Pondok pesantren memang dikenal sebagai pusat pendidikan agama, terutama dengan kajian kitab-kitab kuningnya yang menjadi salah satu ciri khasnya. Namun demikian, di lembaga pendidikan agama yang usianya telah berabad-abad ini, para santri ternyata juga telah cukup akrab dengan dunia sastra, atau kegiatan-kegiatan yang berbau sastra. Bahkan, banyak sastrawan dan budayawan hebat yang lahir dari lingkungan pondok pesantren.
Kenapa hal itu bisa terjadi? Sangat mungkin, karena pengertian sastra itu sendiri, sesuai definisi Kamus Besar Bahasa Indonesia (KBBI), berrarti bahasa, dalam pengertian kata-kata, atau gaya bahasa yang dipakai dalam kitab-kitab (bukan bahasa sehari-hari). Dengan demikian, hampir semua kegiatan di pondok pesantren sesungguhnya bersinggungan dengan sastra itu sendiri.
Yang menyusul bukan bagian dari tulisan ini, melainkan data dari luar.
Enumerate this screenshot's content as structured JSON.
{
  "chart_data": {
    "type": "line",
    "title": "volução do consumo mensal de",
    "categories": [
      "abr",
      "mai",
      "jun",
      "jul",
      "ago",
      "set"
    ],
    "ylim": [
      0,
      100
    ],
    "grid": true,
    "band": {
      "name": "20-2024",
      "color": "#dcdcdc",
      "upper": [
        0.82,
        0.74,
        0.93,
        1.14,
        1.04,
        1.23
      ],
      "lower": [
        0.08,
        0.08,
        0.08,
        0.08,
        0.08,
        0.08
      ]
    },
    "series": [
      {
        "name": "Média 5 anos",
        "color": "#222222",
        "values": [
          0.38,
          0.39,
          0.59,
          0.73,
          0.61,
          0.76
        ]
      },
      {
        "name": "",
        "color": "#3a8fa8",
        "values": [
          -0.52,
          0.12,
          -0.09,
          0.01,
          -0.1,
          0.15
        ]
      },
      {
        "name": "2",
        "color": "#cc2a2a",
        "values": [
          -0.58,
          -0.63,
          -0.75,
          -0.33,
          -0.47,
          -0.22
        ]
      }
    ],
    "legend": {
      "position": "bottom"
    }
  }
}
Karena itu, meskipun mungkin banyak yang masih mengira bahwa santri di pondok pesantren hanya belajar mengenai ilmu agama, namun pada kenyataannya banyak keterkaitan sastra yang terjadi dalam kehidupan pondok. Bahkan, sejumlah jenis atau genre karya sastra cukup popular di kalangan santri, di antaranya adalah puisi, pantun, novel, dan drama.
Dalam kehidupan sehari-hari di lingkungan pondok pesantren, biasanya para santri sering membaca novel untuk menghalau kebosanan yang sesekali merundung. Hal ini terjadi karena biasanya di pondok pesantren santri memang tidak diperbolehkan membawa gadget, sehingga para santri lebih memilih membaca novel. Meskipun novel yang biasanya dibaca bergenre islami, tidak dimungkiri juga bahwa dengan adanya novel bisa melibatkan perkembangan sastra di pondok pesantren.
Selain novel, pantun adalah karya sastra lisan yang pada umumnya di pondok digunakan dalam kegiatan pidato atau muhadharah. Pantun tersebut bisa membuat segar pendengar sekaligus pencair suasana. Biasanya, pantun yang digunakan terkandung sapaan sekaligus nasihat untuk para pendengar sesama santri.
Biasanya, karya sastra semisal puisi, pantun, dan drama ditampilkan saat ada acara-acara khusus pondok pesantren. Misalnya, pertama, pada acara panggung gembira. Biasanya, acara seperti ini diadakan besar-besaran setiap tahun. Acara ini biasa menampilkan pertunjukan para santri dengan tema yang sudah ditentukan. Acap kali acara ini menampilkan pertunjukkan puisi (puisi berantai, musikalisasi puisi, dan lain-lain) dan drama.
Kedua, pada acara milad pimpinan pondok pesantren. Para momen seperti ini, biasanya santri akan membacakan puisi yang dipersembahkan atas rasa hormat, takzim, dan terima kasih. Puisi yang digunakan adalah musikalisasi puisi.
Ketiga, pada acara milad pondok pesantren dan Hari Santri. Pada momen seperti ini, biasanya para santri yang diberi kebebasan untuk memilih penampilan yang akan ditampilkan. Acara tersebut biasanya menampilkan pembacaan puisi, musikalisasi puisi, pertunjukan drama, dan penampilan pantun yang terselip dalam pidato atau ceramah.
Dari ketiga momen tersebut bisa kita ambil kesimpulan bahwa sastra sangat berpengaruh dalam lingkungan pondok pesantren, mulai dari sastra lisan maupun sastra tulisan. Dalam hal ini tak dapat dimungkiri bahwa sastra memiliki peran yang sangat penting untuk para santri dalam pembelajaran. Meskipun akses yang dimiliki santri terbatas, tidak seperti siswa lainnya yang bisa googling terkait sastra, namun tidak menyurutkan semangat santri untuk bersastra. Bahkan santri bisa kreatif menciptakan sastra puisi dan novel pribadi.
Dengan akrabnya lingkungan santri pada aktivisme sastra itulah, wajar jika juga banyak sastrawan atau orang-orang yang mencintai dunia sastra dari kalangan pesantren. Namun demikian, aktivisme sastra di lingkungan pondok pesantren harus terus dipupuk dan dikembangkan agar sastra pesantren bisa mewarnai dunia santra di Indonesia.